As both the ruling Bharatiya Janata Party (BJP) and the opposition Congress demand a ban on cow slaughter in a bid to win the backing of the country's Hindu majority, the animal is increasingly dominating poll campaigns.

While Hindu hardliners have long nurtured hopes of a complete ban on the slaughter, export or consumption of cows, it is the first time that the Congress party has jumped on the cattle wagon.

Hindus, who constitute 82 percent of India's billion people, consider the cow a sacred animal. But despite the emotional attachment the cow has largely remained outside the pale of politics - until now.

Campaigning for next week's elections in the hill state of Himachal Pradesh, Prime Minister Atal Bihari Vajpayee thundered that his national government was serious about banning the killing of cows.

His remarks followed allegations by Congress activists in Madhya Pradesh that while paying lip service to cow welfare, the export of beef from India had risen steadily since Vajpayee became prime minister in 1998.

Uncharitable Congress supporters even accused the bachelor prime minister of being a secret beef consumer.

A peeved Vajpayee retorted: "I would rather die than eat beef."

A day later, the BJP hit back, tauntingly asking when did the Italy-born Congress president Sonia Gandhi stop eating beef.

It all began after Madhya Pradesh's Congress Chief Minister Digvijay Singh launched a high-pitched "Save the Cow" campaign in a bid to prevent the BJP from raking up Hindu passions as it did in neighbouring Gujarat during the assembly elections in that state, reaping a rich electoral harvest.

Taken aback, a defensive BJP is now trying to outdo its rival by demanding a nationwide ban on cow slaughter.

"Cow slaughter ban is enshrined in the directive principles of state policy in the constitution," argued BJP MP Balbir Punj. "It is unfortunate that it has not been enforced till now.

"But we are happy the Congress is finally supporting the cause."

With tacit support from its central leadership, the Congress units in Madhya Pradesh and Rajasthan - two major states going to the polls this year - have raised slogans seeking a ban on cow killing to blunt a Hindu nationalist wave that can favour the BJP after its Gujarat victory.
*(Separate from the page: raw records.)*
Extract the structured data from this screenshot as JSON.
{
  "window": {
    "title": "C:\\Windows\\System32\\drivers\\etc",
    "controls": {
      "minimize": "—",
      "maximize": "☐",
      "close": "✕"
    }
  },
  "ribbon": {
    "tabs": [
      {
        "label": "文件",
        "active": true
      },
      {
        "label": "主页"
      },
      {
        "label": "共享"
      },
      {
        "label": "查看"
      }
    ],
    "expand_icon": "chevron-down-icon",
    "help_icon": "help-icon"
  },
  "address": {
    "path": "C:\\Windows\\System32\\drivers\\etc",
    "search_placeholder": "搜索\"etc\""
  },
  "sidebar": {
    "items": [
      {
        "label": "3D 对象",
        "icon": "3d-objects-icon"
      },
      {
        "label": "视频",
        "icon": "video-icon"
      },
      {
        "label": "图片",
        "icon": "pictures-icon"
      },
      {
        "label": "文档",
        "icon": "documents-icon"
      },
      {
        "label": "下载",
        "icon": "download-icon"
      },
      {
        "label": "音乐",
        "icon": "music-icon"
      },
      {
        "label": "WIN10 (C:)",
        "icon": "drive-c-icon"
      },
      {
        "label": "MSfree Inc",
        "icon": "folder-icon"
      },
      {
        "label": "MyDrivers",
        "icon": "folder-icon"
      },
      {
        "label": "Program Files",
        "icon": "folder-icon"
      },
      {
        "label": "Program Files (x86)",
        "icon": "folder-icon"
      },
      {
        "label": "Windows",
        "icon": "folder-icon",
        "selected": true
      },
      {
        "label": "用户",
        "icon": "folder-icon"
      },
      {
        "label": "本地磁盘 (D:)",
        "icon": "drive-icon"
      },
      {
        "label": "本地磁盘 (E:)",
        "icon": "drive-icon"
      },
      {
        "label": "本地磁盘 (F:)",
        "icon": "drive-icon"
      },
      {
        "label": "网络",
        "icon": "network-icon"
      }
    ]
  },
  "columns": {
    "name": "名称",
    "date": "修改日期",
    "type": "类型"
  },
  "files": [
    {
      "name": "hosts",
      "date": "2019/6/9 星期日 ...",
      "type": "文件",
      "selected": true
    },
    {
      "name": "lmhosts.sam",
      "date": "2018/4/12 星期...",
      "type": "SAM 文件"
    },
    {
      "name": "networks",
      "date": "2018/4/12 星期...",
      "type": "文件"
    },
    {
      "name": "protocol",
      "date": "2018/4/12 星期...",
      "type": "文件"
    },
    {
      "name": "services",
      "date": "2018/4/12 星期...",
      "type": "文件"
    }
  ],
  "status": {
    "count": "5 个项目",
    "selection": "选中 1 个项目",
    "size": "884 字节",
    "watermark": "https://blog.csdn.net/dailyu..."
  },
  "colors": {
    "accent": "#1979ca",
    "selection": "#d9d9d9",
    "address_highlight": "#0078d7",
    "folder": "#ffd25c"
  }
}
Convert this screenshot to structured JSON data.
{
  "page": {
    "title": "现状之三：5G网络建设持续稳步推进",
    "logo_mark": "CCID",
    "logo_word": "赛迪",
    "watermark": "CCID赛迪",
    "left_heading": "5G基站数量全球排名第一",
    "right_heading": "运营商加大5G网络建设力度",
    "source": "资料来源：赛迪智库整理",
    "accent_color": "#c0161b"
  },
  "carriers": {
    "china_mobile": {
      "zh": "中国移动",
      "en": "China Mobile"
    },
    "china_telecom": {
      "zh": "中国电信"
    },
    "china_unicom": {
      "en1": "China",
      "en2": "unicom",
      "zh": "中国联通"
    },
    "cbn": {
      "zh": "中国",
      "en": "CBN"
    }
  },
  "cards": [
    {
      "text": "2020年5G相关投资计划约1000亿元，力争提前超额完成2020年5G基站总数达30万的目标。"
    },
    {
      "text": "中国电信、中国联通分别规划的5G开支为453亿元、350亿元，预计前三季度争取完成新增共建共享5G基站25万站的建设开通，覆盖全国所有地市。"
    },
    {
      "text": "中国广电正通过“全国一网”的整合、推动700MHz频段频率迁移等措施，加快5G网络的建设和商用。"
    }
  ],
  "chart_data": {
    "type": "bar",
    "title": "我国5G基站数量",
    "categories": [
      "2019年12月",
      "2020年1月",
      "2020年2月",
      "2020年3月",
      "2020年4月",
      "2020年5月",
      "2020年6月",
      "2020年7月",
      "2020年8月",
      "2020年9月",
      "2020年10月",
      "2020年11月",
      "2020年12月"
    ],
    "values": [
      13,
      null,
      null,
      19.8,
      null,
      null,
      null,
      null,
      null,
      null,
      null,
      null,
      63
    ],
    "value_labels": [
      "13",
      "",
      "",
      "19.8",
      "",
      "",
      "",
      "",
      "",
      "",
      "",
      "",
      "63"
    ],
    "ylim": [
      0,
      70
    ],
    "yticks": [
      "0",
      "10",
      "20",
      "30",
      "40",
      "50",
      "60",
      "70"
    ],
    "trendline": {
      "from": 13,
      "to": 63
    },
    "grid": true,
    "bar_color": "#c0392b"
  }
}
Some Congress leaders are lauding the pro-cow campaign, but some MPs are sceptical about falling into the trap of "Hindutva" politics - a reference to what the BJP says is Hindu nationalism but which critics say is Hindu communalism.

Congress MP Prithviraj Chavan is disgusted by the cow politics.
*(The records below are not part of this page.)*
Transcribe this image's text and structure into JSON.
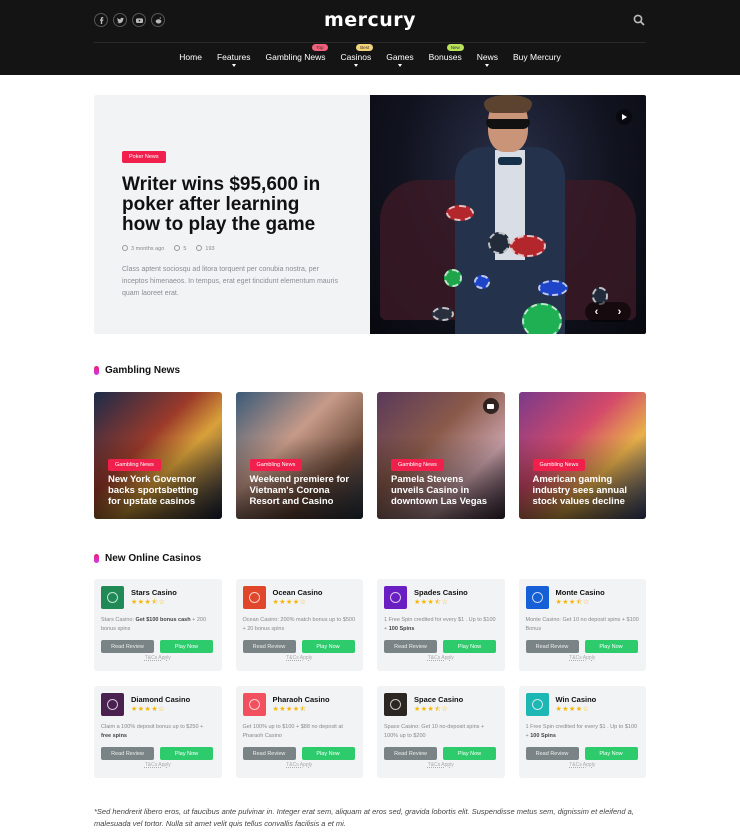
{
  "header": {
    "logo": "mercury",
    "socials": [
      "facebook-icon",
      "twitter-icon",
      "youtube-icon",
      "reddit-icon"
    ],
    "nav": [
      {
        "label": "Home",
        "caret": false,
        "badge": null
      },
      {
        "label": "Features",
        "caret": true,
        "badge": null
      },
      {
        "label": "Gambling News",
        "caret": false,
        "badge": {
          "text": "Top",
          "color": "#f0607a"
        }
      },
      {
        "label": "Casinos",
        "caret": true,
        "badge": {
          "text": "Best",
          "color": "#f3d37a"
        }
      },
      {
        "label": "Games",
        "caret": true,
        "badge": null
      },
      {
        "label": "Bonuses",
        "caret": false,
        "badge": {
          "text": "New",
          "color": "#b7e35a"
        }
      },
      {
        "label": "News",
        "caret": true,
        "badge": null
      },
      {
        "label": "Buy Mercury",
        "caret": false,
        "badge": null
      }
    ]
  },
  "hero": {
    "tag": "Poker News",
    "title": "Writer wins $95,600 in poker after learning how to play the game",
    "time": "3 months ago",
    "comments": "5",
    "views": "193",
    "excerpt": "Class aptent sociosqu ad litora torquent per conubia nostra, per inceptos himenaeos. In tempus, erat eget tincidunt elementum mauris quam laoreet erat.",
    "prev": "‹",
    "next": "›"
  },
  "gambling_news": {
    "title": "Gambling News",
    "items": [
      {
        "tag": "Gambling News",
        "title": "New York Governor backs sportsbetting for upstate casinos",
        "camera": false
      },
      {
        "tag": "Gambling News",
        "title": "Weekend premiere for Vietnam's Corona Resort and Casino",
        "camera": false
      },
      {
        "tag": "Gambling News",
        "title": "Pamela Stevens unveils Casino in downtown Las Vegas",
        "camera": true
      },
      {
        "tag": "Gambling News",
        "title": "American gaming industry sees annual stock values decline",
        "camera": false
      }
    ]
  },
  "casinos": {
    "title": "New Online Casinos",
    "review_label": "Read Review",
    "play_label": "Play Now",
    "tcs_label": "T&Cs Apply",
    "items": [
      {
        "name": "Stars Casino",
        "rating": 3.5,
        "logo_color": "#1f8a55",
        "desc_pre": "Stars Casino: ",
        "desc_bold": "Get $100 bonus cash",
        "desc_post": " + 200 bonus spins"
      },
      {
        "name": "Ocean Casino",
        "rating": 4,
        "logo_color": "#e0462a",
        "desc_pre": "Ocean Casino: 200% match bonus up to $500 + 20 bonus spins",
        "desc_bold": "",
        "desc_post": ""
      },
      {
        "name": "Spades Casino",
        "rating": 3.5,
        "logo_color": "#6a1fc2",
        "desc_pre": "1 Free Spin credited for every $1 . Up to $100 + ",
        "desc_bold": "100 Spins",
        "desc_post": ""
      },
      {
        "name": "Monte Casino",
        "rating": 3.5,
        "logo_color": "#1560d6",
        "desc_pre": "Monte Casino: Get 10 no deposit spins + $100 Bonus",
        "desc_bold": "",
        "desc_post": ""
      },
      {
        "name": "Diamond Casino",
        "rating": 4,
        "logo_color": "#4a2050",
        "desc_pre": "Claim a 100% deposit bonus up to $250 + ",
        "desc_bold": "free spins",
        "desc_post": ""
      },
      {
        "name": "Pharaoh Casino",
        "rating": 4.5,
        "logo_color": "#f2505e",
        "desc_pre": "Get 100% up to $100 + $88 no deposit at Pharaoh Casino",
        "desc_bold": "",
        "desc_post": ""
      },
      {
        "name": "Space Casino",
        "rating": 3.5,
        "logo_color": "#2b2622",
        "desc_pre": "Space Casino: Get 10 no-deposit spins + 100% up to $200",
        "desc_bold": "",
        "desc_post": ""
      },
      {
        "name": "Win Casino",
        "rating": 4,
        "logo_color": "#1fb7b4",
        "desc_pre": "1 Free Spin credited for every $1 . Up to $100 + ",
        "desc_bold": "100 Spins",
        "desc_post": ""
      }
    ]
  },
  "footnote": "*Sed hendrerit libero eros, ut faucibus ante pulvinar in. Integer erat sem, aliquam at eros sed, gravida lobortis elit. Suspendisse metus sem, dignissim et eleifend a, malesuada vel tortor. Nulla sit amet velit quis tellus convallis facilisis a et mi."
}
"I cannot believe that such an irrelevant issue can gain precedence over poverty, unemployment, economy and security," he said.
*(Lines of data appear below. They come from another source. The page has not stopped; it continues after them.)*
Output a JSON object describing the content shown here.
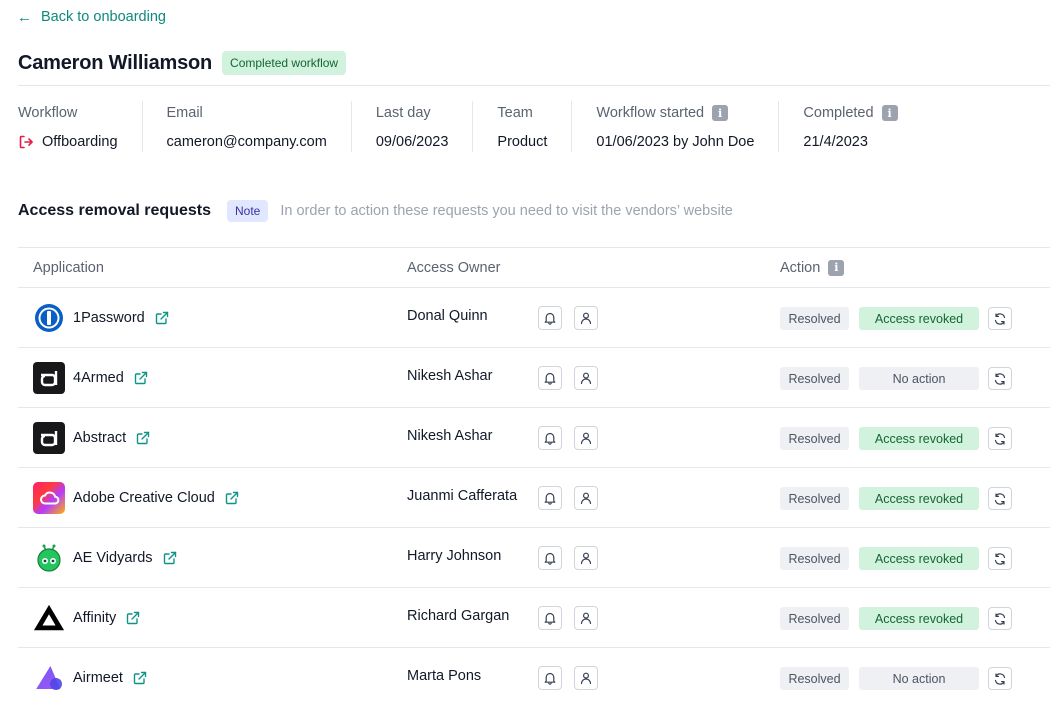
{
  "back_link": {
    "label": "Back to onboarding"
  },
  "header": {
    "title": "Cameron Williamson",
    "status_badge": "Completed workflow"
  },
  "meta": [
    {
      "key": "workflow",
      "label": "Workflow",
      "value": "Offboarding",
      "info": false
    },
    {
      "key": "email",
      "label": "Email",
      "value": "cameron@company.com",
      "info": false
    },
    {
      "key": "last_day",
      "label": "Last day",
      "value": "09/06/2023",
      "info": false
    },
    {
      "key": "team",
      "label": "Team",
      "value": "Product",
      "info": false
    },
    {
      "key": "workflow_started",
      "label": "Workflow started",
      "value": "01/06/2023 by John Doe",
      "info": true
    },
    {
      "key": "completed",
      "label": "Completed",
      "value": "21/4/2023",
      "info": true
    }
  ],
  "section": {
    "title": "Access removal requests",
    "note_badge": "Note",
    "note_text": "In order to action these requests you need to visit the vendors’ website"
  },
  "table": {
    "columns": {
      "application": "Application",
      "access_owner": "Access Owner",
      "action": "Action"
    },
    "rows": [
      {
        "app": "1Password",
        "logo": "onepassword",
        "owner": "Donal Quinn",
        "resolved": "Resolved",
        "state": "Access revoked",
        "state_type": "revoked"
      },
      {
        "app": "4Armed",
        "logo": "fourarmed",
        "owner": "Nikesh Ashar",
        "resolved": "Resolved",
        "state": "No action",
        "state_type": "none"
      },
      {
        "app": "Abstract",
        "logo": "abstract",
        "owner": "Nikesh Ashar",
        "resolved": "Resolved",
        "state": "Access revoked",
        "state_type": "revoked"
      },
      {
        "app": "Adobe Creative Cloud",
        "logo": "adobe-cc",
        "owner": "Juanmi Cafferata",
        "resolved": "Resolved",
        "state": "Access revoked",
        "state_type": "revoked"
      },
      {
        "app": "AE Vidyards",
        "logo": "ae-vidyards",
        "owner": "Harry Johnson",
        "resolved": "Resolved",
        "state": "Access revoked",
        "state_type": "revoked"
      },
      {
        "app": "Affinity",
        "logo": "affinity",
        "owner": "Richard Gargan",
        "resolved": "Resolved",
        "state": "Access revoked",
        "state_type": "revoked"
      },
      {
        "app": "Airmeet",
        "logo": "airmeet",
        "owner": "Marta Pons",
        "resolved": "Resolved",
        "state": "No action",
        "state_type": "none"
      }
    ]
  },
  "colors": {
    "accent_teal": "#0d8a7c",
    "success_bg": "#d1f2dd",
    "success_text": "#166534",
    "note_bg": "#e0e7ff",
    "exit_red": "#e11d48"
  }
}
Sections of the BJP have called for a ban on the killing of cow ever since Vajpayee came to power in 1996 and again in 1998, but the communally sensitive issue has been discreetly kept aside.

In 2001, the government set up the National Commission on Cattle after a Hindu pontiff, Jayendra Saraswati, the Shankaracharya of Kanchi, threatened a fast on the issue.

The panel's 1,600-page report submitted last year recommended an immediate ban on cow slaughter and proposed legislation as stringent as the anti-terror law, Prevention of Terrorism Act.

Former judge Ghuman Mal Lodha, the chairman of the now-disbanded panel, suggested this was the right time for the government to do it.

"The step is 55 years overdue. Now the government is stable and even the Congress is supporting a ban," Lodha told IANS. "Most importantly, there is a Hindu wave in the country, so it will be easy."

But the ban slogans threaten to drown the voices of experts who believe a stop to the killing of cattle would wreak havoc on India's ecology.

Said cattle expert L.N. Modi, who quit the National Commission on Cattle in protest: "Simply banning cow slaughter without improving production would render the animals uneconomic and a burden. It would simply be a disaster."

It would also hurt economic interests, he says, decrying the way the subject has been politicised.

Reports suggest India is all set for a seventh consecutive record in beef production, reaching 1.9 million tonnes in 2003, although it prohibits beef imports due to religious sensitivities.

Beef exports have also increased from 222,000 tonnes in 1999 to 420,000 tonnes in 2003, prompting the Congress to tom-tom the BJP as a promoter of beef exports.